Hush! Hush, I say. This bold Dancing Wolf could be a very wise and wondrous medicine giver. We don’t want to show him any disrespect, do we?

HONEY BEAR

(As she apprehensively watches the wolf dancing:)

I’m beginning to wonder.

WOLF

This is your lucky day, young brave. Your lucky day indeed. For right here in my travel sack, I have the leaves of the Sacred Hemp rolled into the Rope of Wisdom and wrapped in rare, exotic papers for your amusement and amazement.

LITTLE ELK

You do?

WOLF

(He gestures mystically.)

Badda bing! Badda boom!

(He takes a cigarette out of his sack with an
exaggerated flourish and offers it to Little Elk.)

Care to join me, kid?

LITTLE ELK

(He hesitantly because he has never smoked a cigarette.)

Ahh, well. Ahh. . .

WOLF

Of course, you do, Sport. I should have known from the “get go.”

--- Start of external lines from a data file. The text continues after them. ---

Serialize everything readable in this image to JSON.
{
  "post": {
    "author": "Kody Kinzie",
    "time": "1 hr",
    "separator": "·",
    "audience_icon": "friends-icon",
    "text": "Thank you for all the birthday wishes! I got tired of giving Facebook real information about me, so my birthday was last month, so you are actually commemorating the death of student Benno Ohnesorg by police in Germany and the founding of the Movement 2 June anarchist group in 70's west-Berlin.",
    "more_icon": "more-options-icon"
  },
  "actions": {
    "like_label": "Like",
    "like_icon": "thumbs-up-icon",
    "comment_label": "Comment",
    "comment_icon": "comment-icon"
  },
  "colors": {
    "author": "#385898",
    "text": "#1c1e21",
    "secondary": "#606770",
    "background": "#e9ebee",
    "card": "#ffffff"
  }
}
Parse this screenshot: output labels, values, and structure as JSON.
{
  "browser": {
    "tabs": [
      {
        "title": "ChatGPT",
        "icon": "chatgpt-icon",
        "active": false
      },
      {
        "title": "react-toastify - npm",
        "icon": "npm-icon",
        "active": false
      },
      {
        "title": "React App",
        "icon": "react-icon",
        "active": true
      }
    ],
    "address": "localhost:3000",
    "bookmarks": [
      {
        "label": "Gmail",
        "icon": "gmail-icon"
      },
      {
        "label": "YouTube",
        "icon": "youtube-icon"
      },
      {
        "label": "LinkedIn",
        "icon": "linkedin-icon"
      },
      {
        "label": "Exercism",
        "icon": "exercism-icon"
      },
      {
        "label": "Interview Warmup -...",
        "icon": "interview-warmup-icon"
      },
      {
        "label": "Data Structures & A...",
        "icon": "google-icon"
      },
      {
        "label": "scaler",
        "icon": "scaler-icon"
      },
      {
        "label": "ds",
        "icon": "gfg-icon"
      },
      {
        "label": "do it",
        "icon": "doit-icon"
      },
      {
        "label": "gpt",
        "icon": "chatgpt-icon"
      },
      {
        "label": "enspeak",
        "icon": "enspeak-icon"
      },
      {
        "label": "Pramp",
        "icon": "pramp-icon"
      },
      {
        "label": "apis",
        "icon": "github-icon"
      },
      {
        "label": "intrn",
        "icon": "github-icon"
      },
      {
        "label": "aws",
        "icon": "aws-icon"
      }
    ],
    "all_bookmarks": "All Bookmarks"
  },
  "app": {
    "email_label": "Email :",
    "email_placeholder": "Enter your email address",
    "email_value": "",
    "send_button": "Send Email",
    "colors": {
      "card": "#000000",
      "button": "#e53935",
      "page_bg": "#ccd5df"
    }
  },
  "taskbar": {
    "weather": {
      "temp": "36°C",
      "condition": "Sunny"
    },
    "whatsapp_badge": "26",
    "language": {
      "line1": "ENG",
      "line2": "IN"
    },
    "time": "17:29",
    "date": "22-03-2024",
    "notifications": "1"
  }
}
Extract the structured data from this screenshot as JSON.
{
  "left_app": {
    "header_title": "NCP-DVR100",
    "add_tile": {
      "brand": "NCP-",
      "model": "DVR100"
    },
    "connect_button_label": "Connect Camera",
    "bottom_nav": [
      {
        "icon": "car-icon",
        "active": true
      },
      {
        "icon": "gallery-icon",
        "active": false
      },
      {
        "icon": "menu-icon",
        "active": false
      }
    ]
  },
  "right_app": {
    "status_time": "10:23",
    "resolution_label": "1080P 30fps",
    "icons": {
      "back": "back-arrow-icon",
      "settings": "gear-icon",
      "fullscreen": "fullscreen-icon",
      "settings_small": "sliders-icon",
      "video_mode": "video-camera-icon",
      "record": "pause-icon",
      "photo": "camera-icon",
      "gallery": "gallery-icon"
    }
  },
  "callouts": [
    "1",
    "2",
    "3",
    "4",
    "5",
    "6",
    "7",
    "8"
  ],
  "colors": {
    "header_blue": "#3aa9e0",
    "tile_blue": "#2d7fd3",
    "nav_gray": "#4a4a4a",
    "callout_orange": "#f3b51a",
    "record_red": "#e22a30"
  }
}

(The wolf lights the cigarette.)

Here. It’s my own Very Special Blend. In all the world, there is not another quite like it.

(The wolf takes another puff on the cigarette and hands it to Little Elk.)

LITTLE ELK

(He takes a tentative puff and chokes.)

Uhnnn. . . ugg. Ohhhhh boy!

(He chokes again.)

WOLF

(He pounds the boy on his back to stop his choking.)

Good stuff, isn’t it! I’ll bet you feel a whole lot wiser already. Here, take another puff.

(He sings to the tune of “Annie Had A Baby” as
the wolf once again does a languid disco dance step.)

Get it while the gettin’ is good, so good, so good, so good. . .

LITTLE ELK

Nice moves, Master Wolf!

(He hesitates for a moment,

                           then cautiously puts the cigarette to his lips again.)

WOLF
Don’t be a wuss, kid. Take a deep breath. Fill your very soul with the Sacred Cloud of Wit and Wisdom.

LITTLE ELK

(He chokes again.)

Oh gosh!

(He sits down abruptly on a boulder shaking his head slowly as if confused.)